Compare that to the patient fluidity of “Lose” or “Prophecy,” which also just barely tops seven minutes, and a genuine sense of dynamics and creative range begins to emerge, though of course when it comes to “Prophecy,” the track is something of a summary of the self-titled’s multiple sides in itself, between the deft turns in tempo and rhythm, build toward an apex and multifaceted thrust. On the first couple listens, it can seem like VUG simply have two different methods of working — one for longer songs, one for shorter — but digging deeper reveals variety between “Awaken” and the mellower linearity of “Garden,” between the motor-readiness of “Poseidon” and the jazzy intricacy of the quiet stretches in “VUG.” Thus the 34 minutes of VUG are executed with deceptive nuance, but whether one wants to dissect or bop along, the record seems to welcome whatever level of engagement its audience might want to bring to it. That is, it works either way you want to go.

They’re not genreless, but their pursuits are clearly geared toward individuality, and in company with the more familiar aspects of their blues rock, the instrumental nuance they bring to the table speaks of future progression and overarching potential as songwriters. Where they’ll end up? Hell if I know, but their debut is striking in its clarity of mission and cohesive, vibrant execution. I’d ask nothing more of it than it delivers.

With my thanks to Noisolution and VUG, I’ve been given permission to host the premiere of “Prophecy” for your streaming pleasure. You’ll find it on the player below, followed by more info from the PR wire.

Please enjoy:

Gathering in Neukölln, Berlin in 2015, VUG quickly developed a heavy yet melodic rock sound that would feel just as at home in the Scandinavian rock capital of Gothenburg. Formed by longtime friends Max Raine (guitar), Philip Hennermann (bass) and Felix Scholl (guitar, vocals) and eventually finalized by Nick DiSalvo (drums) the band already had a diverse history of DIY punk, stoner rock and doom in the members’ collective past. However, the goal here was always simple and timeless: making loud music, having a good time and not giving a shit about labels.

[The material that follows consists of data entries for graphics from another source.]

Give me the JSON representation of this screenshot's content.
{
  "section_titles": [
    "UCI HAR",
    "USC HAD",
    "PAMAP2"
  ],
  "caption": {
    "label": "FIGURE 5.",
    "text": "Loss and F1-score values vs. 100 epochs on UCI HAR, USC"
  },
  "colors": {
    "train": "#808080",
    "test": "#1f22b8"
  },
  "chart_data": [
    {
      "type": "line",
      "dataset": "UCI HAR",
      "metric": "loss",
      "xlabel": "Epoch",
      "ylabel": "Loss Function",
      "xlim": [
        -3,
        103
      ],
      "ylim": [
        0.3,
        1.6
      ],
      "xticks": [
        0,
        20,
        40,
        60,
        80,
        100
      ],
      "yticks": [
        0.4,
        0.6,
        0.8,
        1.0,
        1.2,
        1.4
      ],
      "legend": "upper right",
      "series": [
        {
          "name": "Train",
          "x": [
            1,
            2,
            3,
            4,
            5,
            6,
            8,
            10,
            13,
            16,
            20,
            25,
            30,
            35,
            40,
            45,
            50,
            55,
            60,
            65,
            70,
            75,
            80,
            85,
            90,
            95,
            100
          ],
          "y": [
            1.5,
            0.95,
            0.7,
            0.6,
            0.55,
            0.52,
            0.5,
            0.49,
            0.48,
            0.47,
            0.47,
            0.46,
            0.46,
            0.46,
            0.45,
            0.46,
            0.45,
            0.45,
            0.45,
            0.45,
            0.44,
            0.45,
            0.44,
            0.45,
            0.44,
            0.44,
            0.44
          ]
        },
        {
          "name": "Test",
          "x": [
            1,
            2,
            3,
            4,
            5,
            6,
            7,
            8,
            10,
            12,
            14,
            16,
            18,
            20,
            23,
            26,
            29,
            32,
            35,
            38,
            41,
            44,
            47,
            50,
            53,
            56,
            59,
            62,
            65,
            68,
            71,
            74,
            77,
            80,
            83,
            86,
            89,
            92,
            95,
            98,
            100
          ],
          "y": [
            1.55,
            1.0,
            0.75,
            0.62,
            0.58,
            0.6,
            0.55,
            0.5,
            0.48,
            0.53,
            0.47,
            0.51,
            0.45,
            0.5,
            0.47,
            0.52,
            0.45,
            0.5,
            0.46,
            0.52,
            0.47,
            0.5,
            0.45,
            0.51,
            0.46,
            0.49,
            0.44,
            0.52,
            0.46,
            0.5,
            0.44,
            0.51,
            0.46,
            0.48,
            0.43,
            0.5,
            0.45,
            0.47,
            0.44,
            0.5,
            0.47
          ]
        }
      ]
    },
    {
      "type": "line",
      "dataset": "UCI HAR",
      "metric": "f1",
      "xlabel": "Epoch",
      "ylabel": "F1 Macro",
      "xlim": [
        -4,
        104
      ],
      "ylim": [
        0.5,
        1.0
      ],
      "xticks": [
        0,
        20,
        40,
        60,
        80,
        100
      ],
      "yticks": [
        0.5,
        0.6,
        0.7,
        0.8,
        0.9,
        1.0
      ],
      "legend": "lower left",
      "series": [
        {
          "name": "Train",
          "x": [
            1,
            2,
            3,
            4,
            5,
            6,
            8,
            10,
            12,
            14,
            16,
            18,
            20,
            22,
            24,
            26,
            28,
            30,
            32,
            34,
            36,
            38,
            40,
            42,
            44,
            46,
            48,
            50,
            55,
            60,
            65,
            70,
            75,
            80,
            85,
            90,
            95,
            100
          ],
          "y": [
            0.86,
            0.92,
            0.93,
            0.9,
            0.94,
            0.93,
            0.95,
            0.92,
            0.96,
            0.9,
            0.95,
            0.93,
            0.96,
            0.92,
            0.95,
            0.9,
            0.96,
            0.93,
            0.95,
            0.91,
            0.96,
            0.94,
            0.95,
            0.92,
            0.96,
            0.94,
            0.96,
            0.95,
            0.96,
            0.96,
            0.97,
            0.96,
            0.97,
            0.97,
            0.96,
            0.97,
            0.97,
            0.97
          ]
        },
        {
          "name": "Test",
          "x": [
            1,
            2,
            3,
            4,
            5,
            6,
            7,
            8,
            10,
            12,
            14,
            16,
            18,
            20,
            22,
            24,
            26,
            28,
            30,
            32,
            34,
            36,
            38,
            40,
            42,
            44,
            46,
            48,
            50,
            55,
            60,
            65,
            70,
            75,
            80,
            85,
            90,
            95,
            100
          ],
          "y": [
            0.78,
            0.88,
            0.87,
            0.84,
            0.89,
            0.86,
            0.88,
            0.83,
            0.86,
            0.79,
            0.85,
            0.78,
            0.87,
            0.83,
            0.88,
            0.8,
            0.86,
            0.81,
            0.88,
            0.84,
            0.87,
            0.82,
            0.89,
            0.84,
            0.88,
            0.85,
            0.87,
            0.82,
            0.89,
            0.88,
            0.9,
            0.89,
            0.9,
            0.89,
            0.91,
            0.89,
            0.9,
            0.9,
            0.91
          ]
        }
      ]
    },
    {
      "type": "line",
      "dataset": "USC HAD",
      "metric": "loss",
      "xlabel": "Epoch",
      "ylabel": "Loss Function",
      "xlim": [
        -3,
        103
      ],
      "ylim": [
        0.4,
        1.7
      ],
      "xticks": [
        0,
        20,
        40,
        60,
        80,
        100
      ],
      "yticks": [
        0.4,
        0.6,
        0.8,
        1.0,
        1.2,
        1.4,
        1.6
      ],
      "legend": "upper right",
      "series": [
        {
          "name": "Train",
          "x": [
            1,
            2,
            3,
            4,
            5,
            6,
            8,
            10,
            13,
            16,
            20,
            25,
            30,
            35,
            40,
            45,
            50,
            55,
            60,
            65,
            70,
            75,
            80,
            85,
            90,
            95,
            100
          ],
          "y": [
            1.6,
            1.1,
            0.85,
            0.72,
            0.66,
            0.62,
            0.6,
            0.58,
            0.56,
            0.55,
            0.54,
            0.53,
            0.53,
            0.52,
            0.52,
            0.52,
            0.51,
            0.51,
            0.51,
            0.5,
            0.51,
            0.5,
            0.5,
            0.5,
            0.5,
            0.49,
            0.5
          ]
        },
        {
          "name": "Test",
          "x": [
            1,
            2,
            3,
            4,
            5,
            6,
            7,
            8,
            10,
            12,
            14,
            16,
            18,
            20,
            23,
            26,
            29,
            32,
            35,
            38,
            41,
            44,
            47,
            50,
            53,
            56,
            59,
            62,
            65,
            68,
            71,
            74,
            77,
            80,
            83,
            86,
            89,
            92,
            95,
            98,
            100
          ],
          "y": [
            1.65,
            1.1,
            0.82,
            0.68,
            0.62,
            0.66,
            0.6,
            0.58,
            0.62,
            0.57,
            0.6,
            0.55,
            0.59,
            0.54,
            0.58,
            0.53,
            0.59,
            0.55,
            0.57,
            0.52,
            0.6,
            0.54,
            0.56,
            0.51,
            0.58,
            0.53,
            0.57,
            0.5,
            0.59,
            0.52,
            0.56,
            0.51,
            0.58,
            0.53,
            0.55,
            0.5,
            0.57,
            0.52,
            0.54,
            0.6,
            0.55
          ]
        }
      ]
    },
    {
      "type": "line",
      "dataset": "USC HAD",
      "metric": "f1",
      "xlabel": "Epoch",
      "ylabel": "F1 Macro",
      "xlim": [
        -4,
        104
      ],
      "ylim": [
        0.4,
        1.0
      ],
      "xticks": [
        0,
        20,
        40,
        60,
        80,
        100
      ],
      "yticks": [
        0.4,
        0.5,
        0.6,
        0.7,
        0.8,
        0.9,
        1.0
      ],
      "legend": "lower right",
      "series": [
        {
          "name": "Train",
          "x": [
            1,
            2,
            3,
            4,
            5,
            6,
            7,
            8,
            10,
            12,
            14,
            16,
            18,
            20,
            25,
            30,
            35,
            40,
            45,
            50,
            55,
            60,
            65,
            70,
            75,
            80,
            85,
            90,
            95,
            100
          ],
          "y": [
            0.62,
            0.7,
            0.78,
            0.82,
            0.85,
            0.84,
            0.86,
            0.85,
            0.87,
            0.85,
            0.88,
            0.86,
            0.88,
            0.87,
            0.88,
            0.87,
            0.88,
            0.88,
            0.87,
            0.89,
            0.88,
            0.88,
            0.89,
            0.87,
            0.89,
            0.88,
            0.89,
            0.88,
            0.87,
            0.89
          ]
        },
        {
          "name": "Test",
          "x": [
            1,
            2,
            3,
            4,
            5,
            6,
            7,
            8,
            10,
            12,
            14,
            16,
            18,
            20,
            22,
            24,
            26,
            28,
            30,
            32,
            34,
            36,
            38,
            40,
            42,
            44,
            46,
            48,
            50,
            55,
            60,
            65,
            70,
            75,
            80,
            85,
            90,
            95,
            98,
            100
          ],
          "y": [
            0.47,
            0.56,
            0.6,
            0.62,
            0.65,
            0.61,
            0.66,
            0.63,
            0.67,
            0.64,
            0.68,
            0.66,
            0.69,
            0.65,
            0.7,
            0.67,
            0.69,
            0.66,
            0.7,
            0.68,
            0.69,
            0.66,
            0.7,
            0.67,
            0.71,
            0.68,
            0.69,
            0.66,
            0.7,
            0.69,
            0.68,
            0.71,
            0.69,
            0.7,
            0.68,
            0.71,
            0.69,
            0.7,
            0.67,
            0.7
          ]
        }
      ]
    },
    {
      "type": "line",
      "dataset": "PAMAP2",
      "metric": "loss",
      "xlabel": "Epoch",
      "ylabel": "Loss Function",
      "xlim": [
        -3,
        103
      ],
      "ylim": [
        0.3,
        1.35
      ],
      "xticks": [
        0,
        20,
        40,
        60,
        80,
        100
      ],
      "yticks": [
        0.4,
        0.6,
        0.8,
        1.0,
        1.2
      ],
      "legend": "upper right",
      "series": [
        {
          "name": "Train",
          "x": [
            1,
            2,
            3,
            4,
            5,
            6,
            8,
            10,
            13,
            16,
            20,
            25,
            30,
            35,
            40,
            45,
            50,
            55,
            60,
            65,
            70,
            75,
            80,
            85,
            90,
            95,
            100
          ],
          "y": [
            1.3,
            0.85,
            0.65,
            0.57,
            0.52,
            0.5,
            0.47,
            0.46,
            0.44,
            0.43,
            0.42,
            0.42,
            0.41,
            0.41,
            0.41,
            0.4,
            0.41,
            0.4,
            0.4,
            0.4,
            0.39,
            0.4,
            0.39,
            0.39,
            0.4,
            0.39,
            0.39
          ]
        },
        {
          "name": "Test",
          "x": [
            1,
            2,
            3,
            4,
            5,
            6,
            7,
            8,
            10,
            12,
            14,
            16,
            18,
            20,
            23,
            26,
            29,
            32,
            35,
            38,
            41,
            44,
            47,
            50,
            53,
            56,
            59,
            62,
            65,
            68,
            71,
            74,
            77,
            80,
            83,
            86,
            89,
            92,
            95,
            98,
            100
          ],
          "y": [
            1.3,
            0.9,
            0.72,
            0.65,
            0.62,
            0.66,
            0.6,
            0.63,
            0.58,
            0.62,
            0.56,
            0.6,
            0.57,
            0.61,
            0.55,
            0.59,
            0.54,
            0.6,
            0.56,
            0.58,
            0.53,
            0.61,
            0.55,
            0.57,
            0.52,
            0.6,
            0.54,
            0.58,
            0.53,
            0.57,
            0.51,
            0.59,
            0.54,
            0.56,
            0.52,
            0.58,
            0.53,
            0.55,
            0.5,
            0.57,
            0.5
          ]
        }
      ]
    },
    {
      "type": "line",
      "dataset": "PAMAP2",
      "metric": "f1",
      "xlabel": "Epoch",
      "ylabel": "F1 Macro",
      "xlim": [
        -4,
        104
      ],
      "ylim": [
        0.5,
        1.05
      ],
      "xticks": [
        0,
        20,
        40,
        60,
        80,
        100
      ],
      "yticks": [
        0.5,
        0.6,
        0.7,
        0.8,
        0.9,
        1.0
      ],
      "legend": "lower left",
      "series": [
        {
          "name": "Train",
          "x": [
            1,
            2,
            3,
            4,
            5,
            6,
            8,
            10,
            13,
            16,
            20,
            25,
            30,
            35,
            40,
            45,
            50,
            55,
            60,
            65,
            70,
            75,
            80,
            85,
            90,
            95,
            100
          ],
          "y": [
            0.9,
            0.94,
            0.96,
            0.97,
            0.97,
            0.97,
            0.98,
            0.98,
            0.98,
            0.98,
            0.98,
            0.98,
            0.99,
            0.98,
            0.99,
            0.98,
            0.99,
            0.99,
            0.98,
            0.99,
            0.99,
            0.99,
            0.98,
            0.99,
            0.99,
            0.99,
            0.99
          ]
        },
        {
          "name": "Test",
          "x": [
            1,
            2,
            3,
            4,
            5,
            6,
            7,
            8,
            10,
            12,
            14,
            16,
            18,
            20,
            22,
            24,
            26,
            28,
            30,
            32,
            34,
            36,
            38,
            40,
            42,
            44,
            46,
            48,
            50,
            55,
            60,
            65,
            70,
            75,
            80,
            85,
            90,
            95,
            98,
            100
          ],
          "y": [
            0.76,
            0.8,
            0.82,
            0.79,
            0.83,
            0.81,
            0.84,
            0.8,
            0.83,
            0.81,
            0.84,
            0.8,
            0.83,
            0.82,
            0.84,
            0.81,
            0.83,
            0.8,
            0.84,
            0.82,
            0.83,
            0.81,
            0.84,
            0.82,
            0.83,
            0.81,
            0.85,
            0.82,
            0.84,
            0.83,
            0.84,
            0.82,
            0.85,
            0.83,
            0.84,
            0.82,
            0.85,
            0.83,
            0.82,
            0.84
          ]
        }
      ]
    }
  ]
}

In the last weeks of 2016 VUG entered Mesanic Music studio in Kreuzberg to record their eponymous debut album. Tracking entirely live in two days in winter, the band finished a record that sounded raw and energetic, a snapshot of a live show. The self-titled record was mixed by Max Körich in Berlin and mastered by Carl Saff in Chicago.

VUG will be released on vinyl, CD and digitally by Noisolution on April 13th, 2018.